One family from the “P‐loop domains‐related” [2004.1, Fig. 2(C,D)] homology group, phosphomevalonate kinase [P‐mevalo_kinase, PMVK, Fig. 2(C)], contains a subfamily of phage T4 deoxynucleotide kinases that are somewhat distinct from the canonical animal enzymes catalyzing phosphorylation of 5‐phosphomevalonate into 5‐diphosphomevalonate, an essential step in isoprenoid biosynthesis. Given the idea that PMVK enzymes arose from nonorthologous gene displacement early in animal evolution,16 perhaps the phage system T4 deoxynucleotide kinases played a role in their alternate evolutionary origins. Another family member of this H‐group, the ATPase P4 from bacteriophage phi12 [NTPase_P4, Fig. 2(D)] contains motor proteins involved in the packaging of Pseudomonas phage phi‐12 genome into preformed capsids using ATP to drive translocation.17 The central P4 structure core, together with part of the C‐terminal region, forms a Rossmann‐type domain containing a twisted, eight‐stranded β‐sheet of mixed parallel and antiparallel topology flanked by five helices.
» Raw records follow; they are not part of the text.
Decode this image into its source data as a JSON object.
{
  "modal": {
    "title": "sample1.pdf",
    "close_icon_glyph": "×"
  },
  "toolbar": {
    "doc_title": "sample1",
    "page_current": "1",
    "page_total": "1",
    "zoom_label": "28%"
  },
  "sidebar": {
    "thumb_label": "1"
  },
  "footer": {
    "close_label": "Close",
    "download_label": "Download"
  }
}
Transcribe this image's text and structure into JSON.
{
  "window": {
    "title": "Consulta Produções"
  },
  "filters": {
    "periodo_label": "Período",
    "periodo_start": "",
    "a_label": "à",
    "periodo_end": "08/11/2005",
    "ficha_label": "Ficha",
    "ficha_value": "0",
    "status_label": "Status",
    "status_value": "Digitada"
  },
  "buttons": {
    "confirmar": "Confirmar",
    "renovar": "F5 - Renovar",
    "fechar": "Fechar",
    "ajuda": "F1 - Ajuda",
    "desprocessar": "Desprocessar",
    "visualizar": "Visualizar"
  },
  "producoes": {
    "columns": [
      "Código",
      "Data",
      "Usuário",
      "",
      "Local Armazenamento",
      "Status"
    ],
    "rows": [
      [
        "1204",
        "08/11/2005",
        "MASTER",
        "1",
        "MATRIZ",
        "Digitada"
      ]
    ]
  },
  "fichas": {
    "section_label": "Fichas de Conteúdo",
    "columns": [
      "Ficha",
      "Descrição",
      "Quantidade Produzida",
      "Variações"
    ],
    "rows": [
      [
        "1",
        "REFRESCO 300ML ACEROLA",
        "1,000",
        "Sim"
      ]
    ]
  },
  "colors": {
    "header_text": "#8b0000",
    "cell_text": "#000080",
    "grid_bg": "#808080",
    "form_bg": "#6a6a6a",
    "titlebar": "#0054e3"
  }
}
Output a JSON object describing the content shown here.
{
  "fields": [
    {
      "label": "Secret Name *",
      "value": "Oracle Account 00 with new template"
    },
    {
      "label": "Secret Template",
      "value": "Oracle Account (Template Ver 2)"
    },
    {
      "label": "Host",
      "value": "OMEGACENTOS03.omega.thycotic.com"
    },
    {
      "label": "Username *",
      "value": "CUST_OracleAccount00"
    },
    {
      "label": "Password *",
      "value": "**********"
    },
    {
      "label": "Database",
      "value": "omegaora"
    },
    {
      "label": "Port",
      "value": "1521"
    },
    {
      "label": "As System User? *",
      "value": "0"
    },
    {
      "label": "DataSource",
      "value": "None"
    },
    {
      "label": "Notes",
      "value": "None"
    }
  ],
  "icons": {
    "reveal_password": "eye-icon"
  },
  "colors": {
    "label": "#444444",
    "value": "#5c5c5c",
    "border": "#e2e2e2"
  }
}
Although the P4 family is limited to phage proteins, their presumed homologous relationship to other P‐loop structures suggests common evolutionary origin.18
The toprim‐like [Toprim_2, Fig. 2(G)] family belongs to “HAD domain‐related” homology group [2006.1, Fig. 2(E–G)] and is represented by DNA primase–helicase proteins.19 Phage T7 encodes DNA polymerase, primase, helicase, and single‐stranded DNA binding activities that catalyze the replication of double‐stranded phage DNA. Primase and helicase activities reside in a bifunctional primase–helicase protein that assembles into ring‐shaped hexamers.20 Given their essential role in phage replication, these viral toprim‐like proteins are predominantly found in bacteriophages and nucleocytoplasmic large DNA viruses.21 Two possible evolutionary scenarios have been proposed for primase–helicase proteins. The first involves fusion of primase and helicase genes, while the second considers the primase–helicase gene as an ancestor that underwent duplication and divergence followed by physical separation of primase and helicase functions.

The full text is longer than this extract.